Only 4% of Indexed MCP Servers Meet Verification Standards
Key Takeaways
- ▸Only 4% of 995 scanned MCP servers pass verification; ecosystem maturity remains low despite 700+ servers now passing handshakes in the expanded index
- ▸Tool naming collisions and destructive operations pose emerging safety risks—agents selecting between identically-named tools with different semantics could execute unintended actions
- ▸Majority of MCP servers lack transparency: unknown provenance (467), stale maintenance signals (113 no commits in 1+ year), and authentication walls (517) prevent independent verification
Summary
MCPExplorer, a verification service for Model Context Protocol servers, published findings from testing 995 indexed MCP servers via live handshake. Only 39 servers (4%) passed their verification criteria, which require live handshake completion, full tool extraction and risk-labeling, and a trust score of 60+ across factors like provenance, verification, maintenance, and adoption.
Of the 995 servers tested, 277 (28%) successfully completed a live tools/list handshake. Among reachable servers, 59% expose at least one write tool, while 67 expose operations classified as destructive (delete, revoke, cancel). The analysis identified critical ecosystem gaps: 467 servers have unknown provenance, 113 have no commits in over a year, 30 different servers use identical tool names (like "search"), and 517 servers gate access with authentication walls, preventing independent verification.

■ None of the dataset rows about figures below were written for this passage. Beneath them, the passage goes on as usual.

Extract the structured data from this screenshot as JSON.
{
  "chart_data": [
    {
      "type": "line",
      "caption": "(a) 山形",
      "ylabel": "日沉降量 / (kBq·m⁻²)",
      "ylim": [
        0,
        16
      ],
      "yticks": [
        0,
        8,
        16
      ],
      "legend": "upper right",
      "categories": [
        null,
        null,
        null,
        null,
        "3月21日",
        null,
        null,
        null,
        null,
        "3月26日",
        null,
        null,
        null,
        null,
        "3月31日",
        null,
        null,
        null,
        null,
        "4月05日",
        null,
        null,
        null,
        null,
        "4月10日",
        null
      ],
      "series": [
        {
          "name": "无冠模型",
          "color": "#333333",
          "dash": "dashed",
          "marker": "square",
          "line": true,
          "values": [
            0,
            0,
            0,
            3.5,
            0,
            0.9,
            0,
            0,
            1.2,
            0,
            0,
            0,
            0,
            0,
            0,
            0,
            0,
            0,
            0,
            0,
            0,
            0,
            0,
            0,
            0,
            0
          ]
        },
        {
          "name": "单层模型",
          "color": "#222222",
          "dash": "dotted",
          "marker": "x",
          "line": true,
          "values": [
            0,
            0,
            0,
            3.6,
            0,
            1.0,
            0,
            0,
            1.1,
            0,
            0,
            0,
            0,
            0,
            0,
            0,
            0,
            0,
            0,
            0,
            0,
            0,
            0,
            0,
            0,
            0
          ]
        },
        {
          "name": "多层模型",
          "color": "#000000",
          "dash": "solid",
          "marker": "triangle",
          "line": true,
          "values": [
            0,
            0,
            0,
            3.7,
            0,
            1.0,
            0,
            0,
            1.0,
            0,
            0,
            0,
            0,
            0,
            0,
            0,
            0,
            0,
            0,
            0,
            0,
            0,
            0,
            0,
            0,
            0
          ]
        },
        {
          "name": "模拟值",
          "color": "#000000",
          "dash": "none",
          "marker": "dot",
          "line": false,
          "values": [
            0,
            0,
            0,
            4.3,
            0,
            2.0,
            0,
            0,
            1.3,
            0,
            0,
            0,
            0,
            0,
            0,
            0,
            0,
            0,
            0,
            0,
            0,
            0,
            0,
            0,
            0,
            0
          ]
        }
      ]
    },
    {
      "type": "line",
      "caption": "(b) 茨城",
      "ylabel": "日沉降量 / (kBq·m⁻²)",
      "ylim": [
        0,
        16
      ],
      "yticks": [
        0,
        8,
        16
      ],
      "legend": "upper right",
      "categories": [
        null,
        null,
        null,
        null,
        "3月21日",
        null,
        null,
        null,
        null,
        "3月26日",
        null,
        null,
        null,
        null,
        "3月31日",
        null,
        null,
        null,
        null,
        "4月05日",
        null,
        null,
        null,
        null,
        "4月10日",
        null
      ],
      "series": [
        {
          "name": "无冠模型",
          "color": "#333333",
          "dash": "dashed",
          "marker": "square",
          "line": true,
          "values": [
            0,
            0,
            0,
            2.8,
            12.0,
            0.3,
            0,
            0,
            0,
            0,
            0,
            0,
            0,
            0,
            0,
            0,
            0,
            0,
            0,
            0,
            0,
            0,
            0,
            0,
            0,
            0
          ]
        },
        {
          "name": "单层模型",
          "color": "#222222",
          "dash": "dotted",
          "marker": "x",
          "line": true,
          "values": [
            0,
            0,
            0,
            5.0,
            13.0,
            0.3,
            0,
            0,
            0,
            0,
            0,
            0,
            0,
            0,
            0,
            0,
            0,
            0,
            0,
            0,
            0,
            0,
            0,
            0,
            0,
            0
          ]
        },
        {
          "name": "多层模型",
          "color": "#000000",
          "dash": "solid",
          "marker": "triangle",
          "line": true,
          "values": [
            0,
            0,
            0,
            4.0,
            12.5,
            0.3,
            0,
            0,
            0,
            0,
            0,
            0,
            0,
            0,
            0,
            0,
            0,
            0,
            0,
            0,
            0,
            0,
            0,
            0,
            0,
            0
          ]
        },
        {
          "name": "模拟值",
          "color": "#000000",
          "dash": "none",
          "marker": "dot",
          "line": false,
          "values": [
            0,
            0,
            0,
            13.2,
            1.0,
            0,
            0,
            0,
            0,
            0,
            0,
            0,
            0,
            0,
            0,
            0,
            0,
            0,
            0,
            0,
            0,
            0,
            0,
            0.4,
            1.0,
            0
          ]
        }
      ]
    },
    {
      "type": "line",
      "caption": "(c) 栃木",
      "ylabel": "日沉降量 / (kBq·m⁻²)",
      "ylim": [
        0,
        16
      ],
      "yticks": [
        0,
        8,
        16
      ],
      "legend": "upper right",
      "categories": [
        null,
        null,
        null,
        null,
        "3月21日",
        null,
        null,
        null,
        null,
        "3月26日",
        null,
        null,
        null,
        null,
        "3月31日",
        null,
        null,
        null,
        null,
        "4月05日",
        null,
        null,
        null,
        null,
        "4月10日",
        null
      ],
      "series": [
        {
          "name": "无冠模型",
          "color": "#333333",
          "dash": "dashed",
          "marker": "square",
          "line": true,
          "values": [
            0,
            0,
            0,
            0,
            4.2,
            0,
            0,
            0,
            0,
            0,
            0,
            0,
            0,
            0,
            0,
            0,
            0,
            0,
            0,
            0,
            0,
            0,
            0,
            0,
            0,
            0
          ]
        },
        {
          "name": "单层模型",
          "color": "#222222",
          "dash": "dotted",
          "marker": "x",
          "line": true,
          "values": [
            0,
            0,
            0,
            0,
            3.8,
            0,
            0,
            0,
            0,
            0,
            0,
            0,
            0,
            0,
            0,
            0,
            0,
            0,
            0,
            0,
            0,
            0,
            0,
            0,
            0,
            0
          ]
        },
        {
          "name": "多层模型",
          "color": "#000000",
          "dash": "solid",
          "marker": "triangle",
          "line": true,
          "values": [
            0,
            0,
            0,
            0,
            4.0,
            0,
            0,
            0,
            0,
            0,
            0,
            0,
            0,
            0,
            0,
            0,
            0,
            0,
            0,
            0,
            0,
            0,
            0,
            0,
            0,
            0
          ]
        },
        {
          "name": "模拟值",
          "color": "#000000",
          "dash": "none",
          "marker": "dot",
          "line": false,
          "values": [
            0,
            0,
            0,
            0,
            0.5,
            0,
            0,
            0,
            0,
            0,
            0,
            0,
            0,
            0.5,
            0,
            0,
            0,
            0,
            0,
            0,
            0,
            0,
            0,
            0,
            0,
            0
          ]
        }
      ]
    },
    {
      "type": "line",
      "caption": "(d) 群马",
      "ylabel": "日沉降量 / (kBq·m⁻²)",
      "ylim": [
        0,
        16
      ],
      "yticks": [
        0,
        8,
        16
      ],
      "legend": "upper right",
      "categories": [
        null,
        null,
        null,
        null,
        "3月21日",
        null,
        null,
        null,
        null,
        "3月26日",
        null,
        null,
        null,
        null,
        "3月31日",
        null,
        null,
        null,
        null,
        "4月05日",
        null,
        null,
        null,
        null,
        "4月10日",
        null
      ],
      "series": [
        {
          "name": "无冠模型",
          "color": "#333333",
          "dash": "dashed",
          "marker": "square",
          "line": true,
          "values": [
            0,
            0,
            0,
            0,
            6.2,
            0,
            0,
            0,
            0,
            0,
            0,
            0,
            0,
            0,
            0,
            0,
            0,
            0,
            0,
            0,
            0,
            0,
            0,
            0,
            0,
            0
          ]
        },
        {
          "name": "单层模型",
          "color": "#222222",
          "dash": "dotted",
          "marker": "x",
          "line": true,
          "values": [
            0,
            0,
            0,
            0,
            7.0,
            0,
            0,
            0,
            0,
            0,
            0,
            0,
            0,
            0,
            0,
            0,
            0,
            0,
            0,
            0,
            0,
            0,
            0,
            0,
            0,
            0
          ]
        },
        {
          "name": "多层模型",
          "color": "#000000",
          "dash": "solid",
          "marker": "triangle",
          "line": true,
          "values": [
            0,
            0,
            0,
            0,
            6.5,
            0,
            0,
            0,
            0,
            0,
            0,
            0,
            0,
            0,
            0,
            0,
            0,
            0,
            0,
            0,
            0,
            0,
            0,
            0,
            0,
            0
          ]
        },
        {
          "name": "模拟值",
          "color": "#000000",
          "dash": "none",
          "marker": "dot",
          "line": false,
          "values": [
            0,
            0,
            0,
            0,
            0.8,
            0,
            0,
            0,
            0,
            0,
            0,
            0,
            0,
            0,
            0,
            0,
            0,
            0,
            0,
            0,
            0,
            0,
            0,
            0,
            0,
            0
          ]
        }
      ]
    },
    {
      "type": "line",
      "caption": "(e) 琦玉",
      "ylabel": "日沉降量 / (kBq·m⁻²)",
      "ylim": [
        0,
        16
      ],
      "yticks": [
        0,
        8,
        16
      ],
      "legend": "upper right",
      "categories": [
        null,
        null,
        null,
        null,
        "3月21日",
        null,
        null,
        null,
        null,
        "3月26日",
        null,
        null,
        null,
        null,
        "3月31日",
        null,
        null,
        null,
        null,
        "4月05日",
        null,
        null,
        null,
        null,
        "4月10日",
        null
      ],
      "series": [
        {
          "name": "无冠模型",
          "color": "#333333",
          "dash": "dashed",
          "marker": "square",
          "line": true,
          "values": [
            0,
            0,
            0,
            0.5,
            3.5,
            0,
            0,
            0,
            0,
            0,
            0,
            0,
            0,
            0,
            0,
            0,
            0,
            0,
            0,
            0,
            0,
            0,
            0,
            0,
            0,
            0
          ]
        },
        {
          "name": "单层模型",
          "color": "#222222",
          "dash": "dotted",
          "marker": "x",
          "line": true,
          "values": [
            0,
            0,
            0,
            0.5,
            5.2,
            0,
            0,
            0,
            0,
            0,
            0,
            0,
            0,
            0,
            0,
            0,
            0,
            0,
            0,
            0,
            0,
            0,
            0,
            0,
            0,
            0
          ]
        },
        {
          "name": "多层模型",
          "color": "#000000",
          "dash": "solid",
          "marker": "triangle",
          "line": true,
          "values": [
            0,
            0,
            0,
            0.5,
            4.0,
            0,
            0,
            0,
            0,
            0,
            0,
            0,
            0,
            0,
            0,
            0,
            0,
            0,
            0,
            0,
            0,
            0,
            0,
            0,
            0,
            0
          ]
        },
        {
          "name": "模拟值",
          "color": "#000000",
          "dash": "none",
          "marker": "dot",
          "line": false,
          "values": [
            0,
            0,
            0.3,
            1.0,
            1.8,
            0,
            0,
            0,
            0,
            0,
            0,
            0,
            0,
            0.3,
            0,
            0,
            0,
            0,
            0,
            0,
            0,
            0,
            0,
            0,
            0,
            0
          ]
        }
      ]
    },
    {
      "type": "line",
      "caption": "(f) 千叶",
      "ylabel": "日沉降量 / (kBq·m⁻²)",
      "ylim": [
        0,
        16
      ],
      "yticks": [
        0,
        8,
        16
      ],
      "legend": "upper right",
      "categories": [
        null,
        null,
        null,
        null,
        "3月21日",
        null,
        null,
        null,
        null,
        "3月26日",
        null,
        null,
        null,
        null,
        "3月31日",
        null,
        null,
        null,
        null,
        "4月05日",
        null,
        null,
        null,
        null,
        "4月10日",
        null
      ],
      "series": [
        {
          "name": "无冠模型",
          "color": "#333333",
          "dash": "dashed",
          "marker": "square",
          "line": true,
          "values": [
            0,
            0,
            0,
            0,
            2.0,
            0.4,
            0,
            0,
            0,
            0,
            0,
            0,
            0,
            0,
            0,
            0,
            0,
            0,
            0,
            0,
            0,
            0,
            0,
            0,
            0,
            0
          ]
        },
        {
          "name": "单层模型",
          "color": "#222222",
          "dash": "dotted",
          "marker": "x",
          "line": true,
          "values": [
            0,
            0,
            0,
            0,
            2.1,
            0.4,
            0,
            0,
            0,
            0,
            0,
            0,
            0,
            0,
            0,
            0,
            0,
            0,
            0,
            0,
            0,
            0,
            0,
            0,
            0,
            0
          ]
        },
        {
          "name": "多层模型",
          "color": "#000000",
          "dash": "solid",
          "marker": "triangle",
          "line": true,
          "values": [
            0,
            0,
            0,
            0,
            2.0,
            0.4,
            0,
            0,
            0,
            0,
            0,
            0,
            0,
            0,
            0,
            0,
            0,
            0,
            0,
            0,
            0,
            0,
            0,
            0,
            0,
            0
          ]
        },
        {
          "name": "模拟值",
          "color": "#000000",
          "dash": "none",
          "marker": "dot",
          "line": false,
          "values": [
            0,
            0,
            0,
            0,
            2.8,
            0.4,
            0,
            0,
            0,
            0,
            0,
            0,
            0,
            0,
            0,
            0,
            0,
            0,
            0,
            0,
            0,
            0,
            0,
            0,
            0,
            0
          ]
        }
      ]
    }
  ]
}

The MCP ecosystem is growing rapidly—the index has since expanded to 1,600+ servers with 700+ passing handshakes as of the report date (July 7, 2026). MCPExplorer publishes its verification methodology openly, positioning continuous protocol-based testing as more reliable than traditional README indexing for assessing server trustworthiness and safety.
- Live MCP protocol handshakes and continuous verification provide stronger trust signals than static README-based directories for agent safety and auditability
Editorial Opinion
The MCP ecosystem is expanding rapidly but critical trust gaps threaten responsible agent deployment. With 96% of servers failing verification, the findings expose a maturity gap that grows more urgent as enterprises integrate agent tooling into production systems. MCPExplorer's approach—continuous, transparent, protocol-based verification—sets a crucial precedent: ecosystem growth must be paired with security rigor. The industry needs more services like this one as MCP adoption accelerates.